March 14, 2019

Black holes and LIGO on Bainbridge Island

The Laser Interferometer Gravitational-wave Observatory—LIGO—is leading scientists to discoveries at an impressive clip. Just two years ago we wrote about UW Bothell physics professor Joey Shapiro Key’s talk to the Seattle Astronomical Society about the detection of gravitational waves from the merger of two stellar-mass black holes—a discovery that won the Nobel Prize. Last week at Bainbridge Island Open Mic Science Key talked about LIGO, its latest detections, and plans for even bigger science in the future.

Joey Shapiro Key
Interferometers are a simple idea. They have two perpendicular arms of equal length. Laser light is split into the two arms, hits mirrors at the far ends, and returns to the source. If something changes the length of an arm, the light waves interfere with each other. LIGO in Hanford and a twin observatory in Louisiana are huge observatories with arms four kilometers long, and they are making amazing measurements.

“When we detect the gravitational waves they are quite pristine, even from billions of light years away,” Key explained. “But it was a challenge because gravitational waves interact so weakly with matter—that’s why they’re so pristine when they reach us—they’re very hard to detect.”

How hard? Einstein, who thought up the notion of gravitational waves and did the math to explain how they would work, thought the effect was too small to ever detect. It took a century to develop the technology to do it. LIGO can detect unbelievably minute changes in the length of its arms when a wave passes through.

“This is the most sensitive measuring device in the world,” Key said of LIGO. “For those four-kilometer arms, the change in the length in the arms we measure is a thousand times smaller than the width of a proton in the center of an atom.”


Simulation by SXS

The big discovery by LIGO since Key’s previous talk came in August of 2017.

“We detected a gravitational-wave signal from two neutron stars colliding, followed immediately by a detection of a gamma-ray burst by NASA’s Fermi satellite, and this set off a worldwide search for the source of that gravitational wave signal,” Key said.
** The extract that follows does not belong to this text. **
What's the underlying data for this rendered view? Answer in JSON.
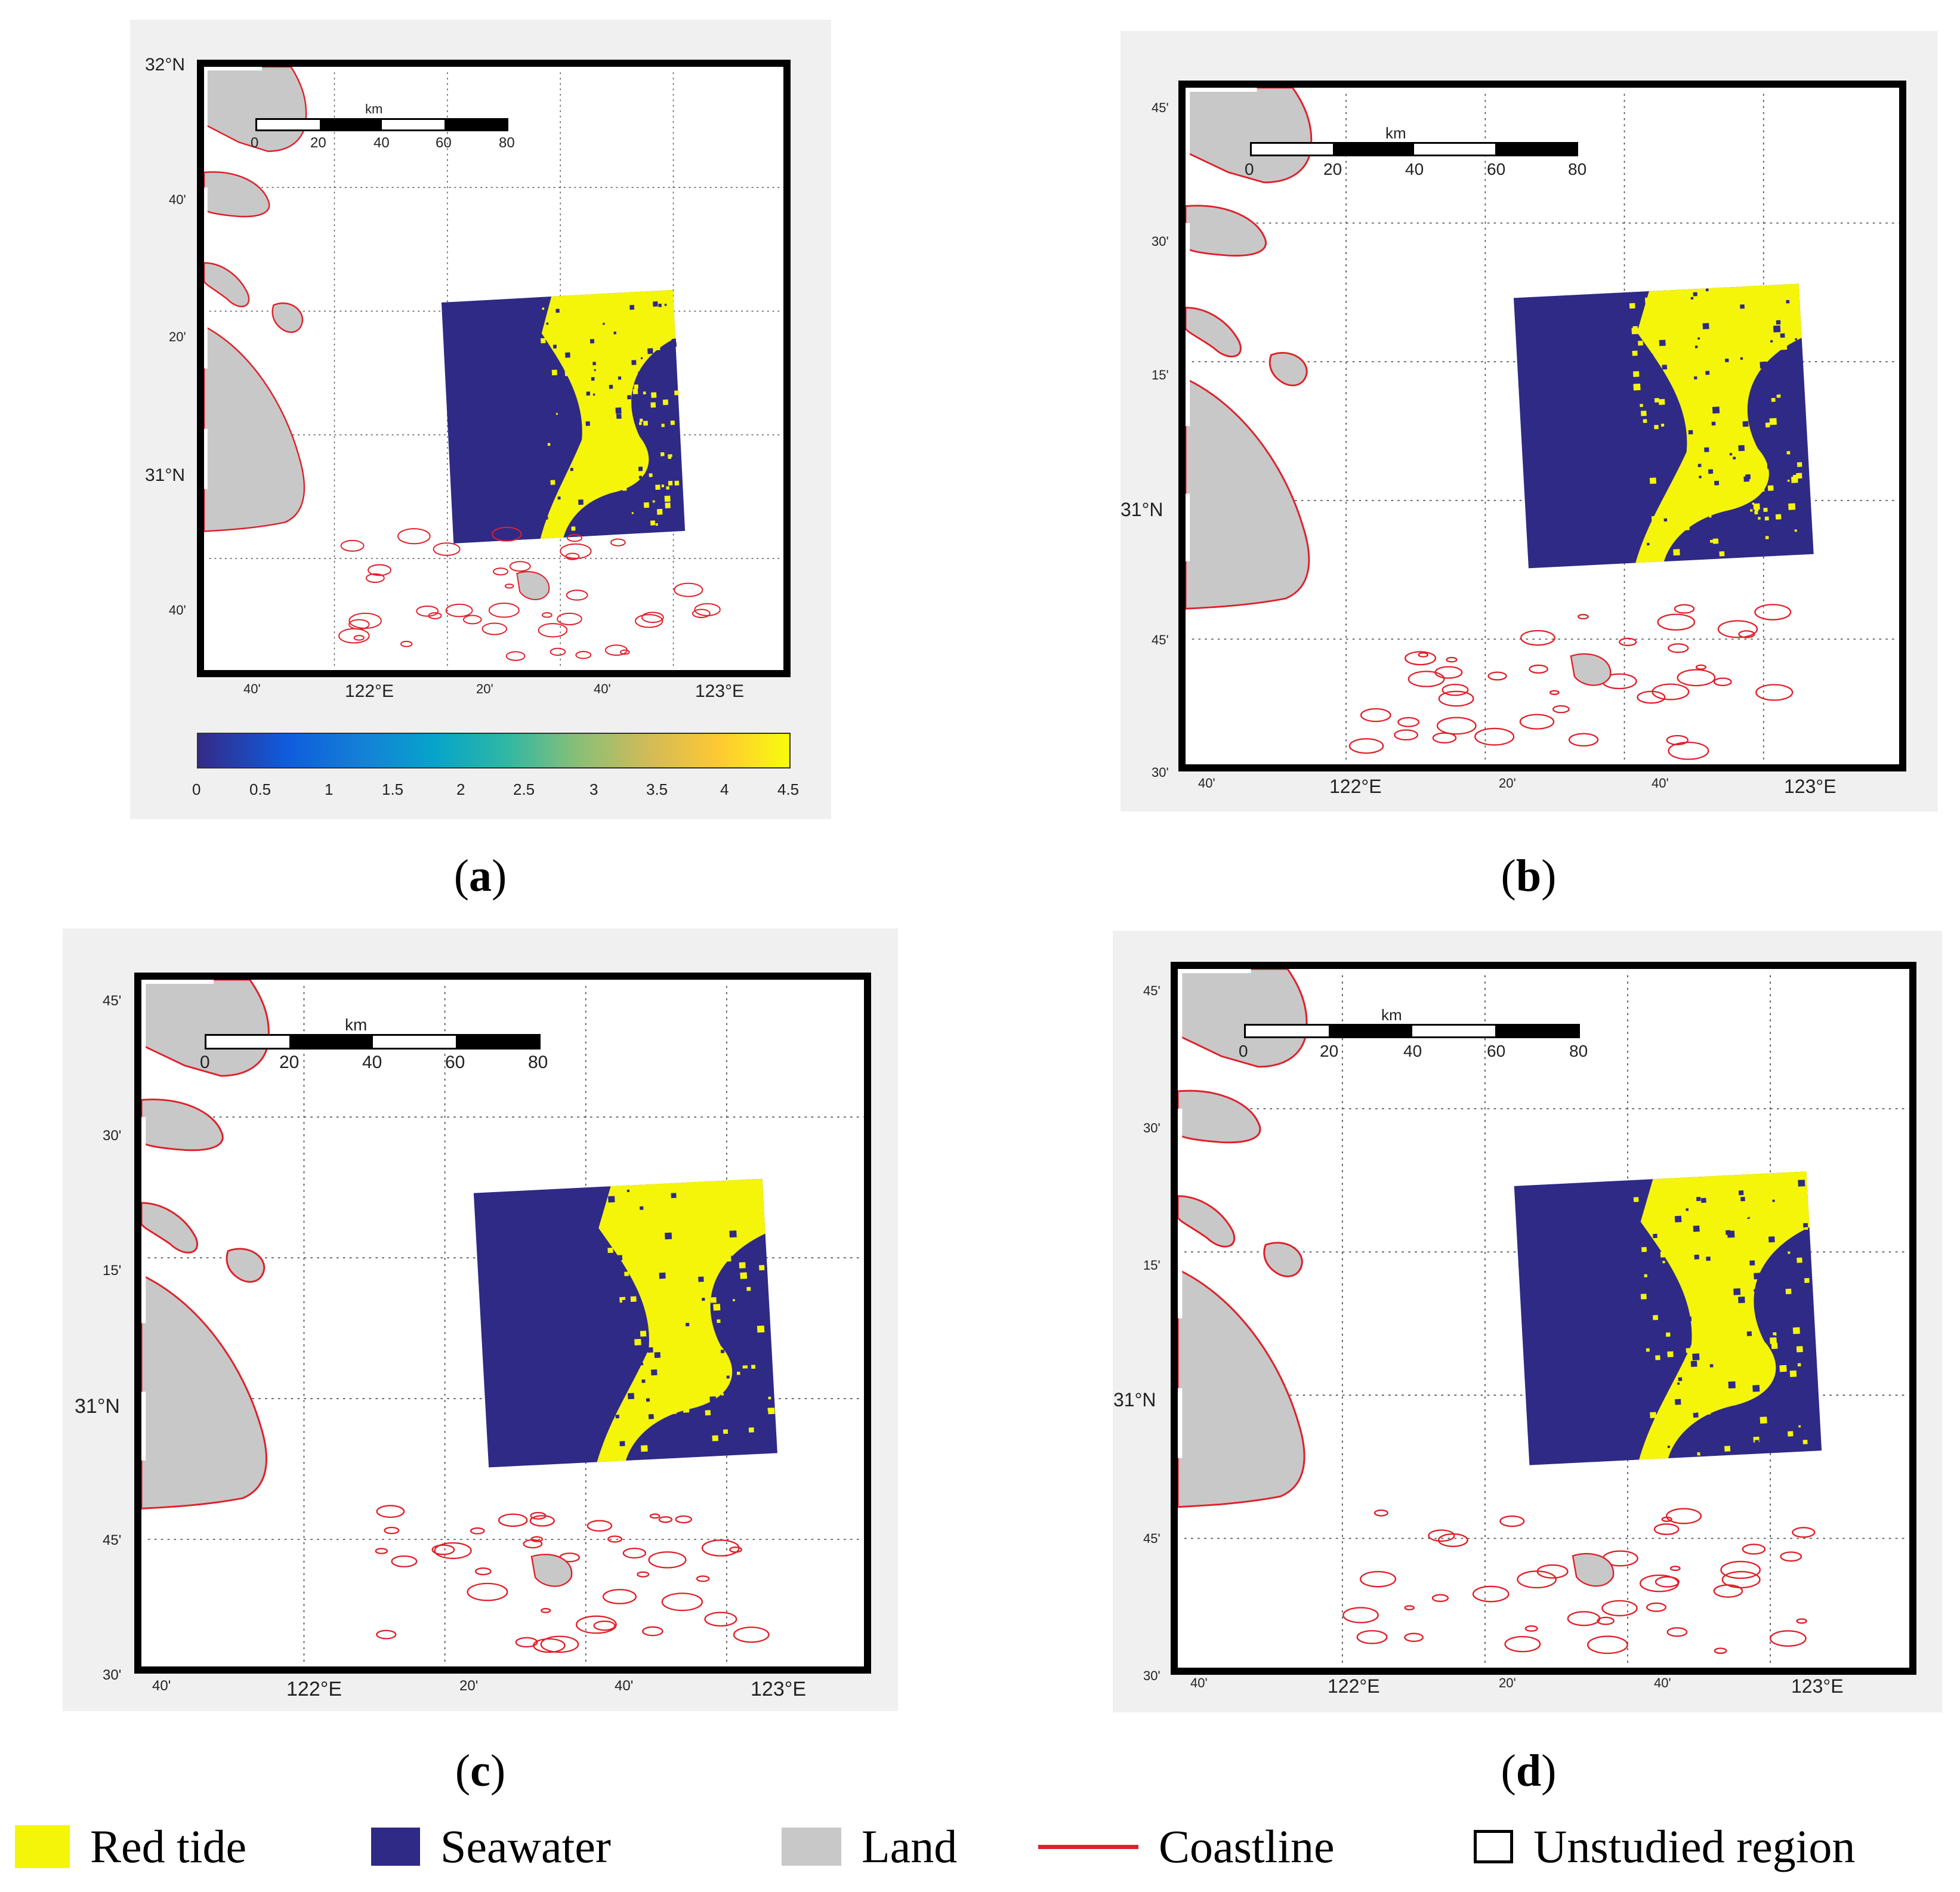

More than half a dozen observatories were involved in the work, observing the event in many wavelengths across the electromagnetic spectrum and pinning down the galaxy in which the collision occurred.

“This is the first ever multi-messenger detection with gravitational waves where we’re doing observations using gravitational waves and light,” Key said. Being able to see light from the event taught us a lot.

“We really learned from this one in particular that most of the heavy elements in our universe, including what solar systems are made of, what planets are made of, and what we are made of, comes from neutron stars colliding and kilonova events,” Key noted.

Just as light has a wide range of wavelengths, so do gravitational waves. Key said LIGO can only detect a limited slice of those wavelengths. It would be not able to find gravitational waves from the collisions of supermassive black holes or from the early universe. That will take a different tool.

“The future of gravitational wave astronomy lies in experiments such as LISA, the Laser Interferometer Space Antenna, that will do laser interferometry in space,” Key said. LISA is a joint venture between NASA and the European Space Agency, but there will be a bit of a wait for it. LISA’s planned launch isn’t until 2034. In the meantime, LIGO has plenty to do, with planned upgrades that will make the detector even more sensitive.

“We really are in a brand new era of gravitational wave astronomy, and there’s a lot to be discovered,” Key said.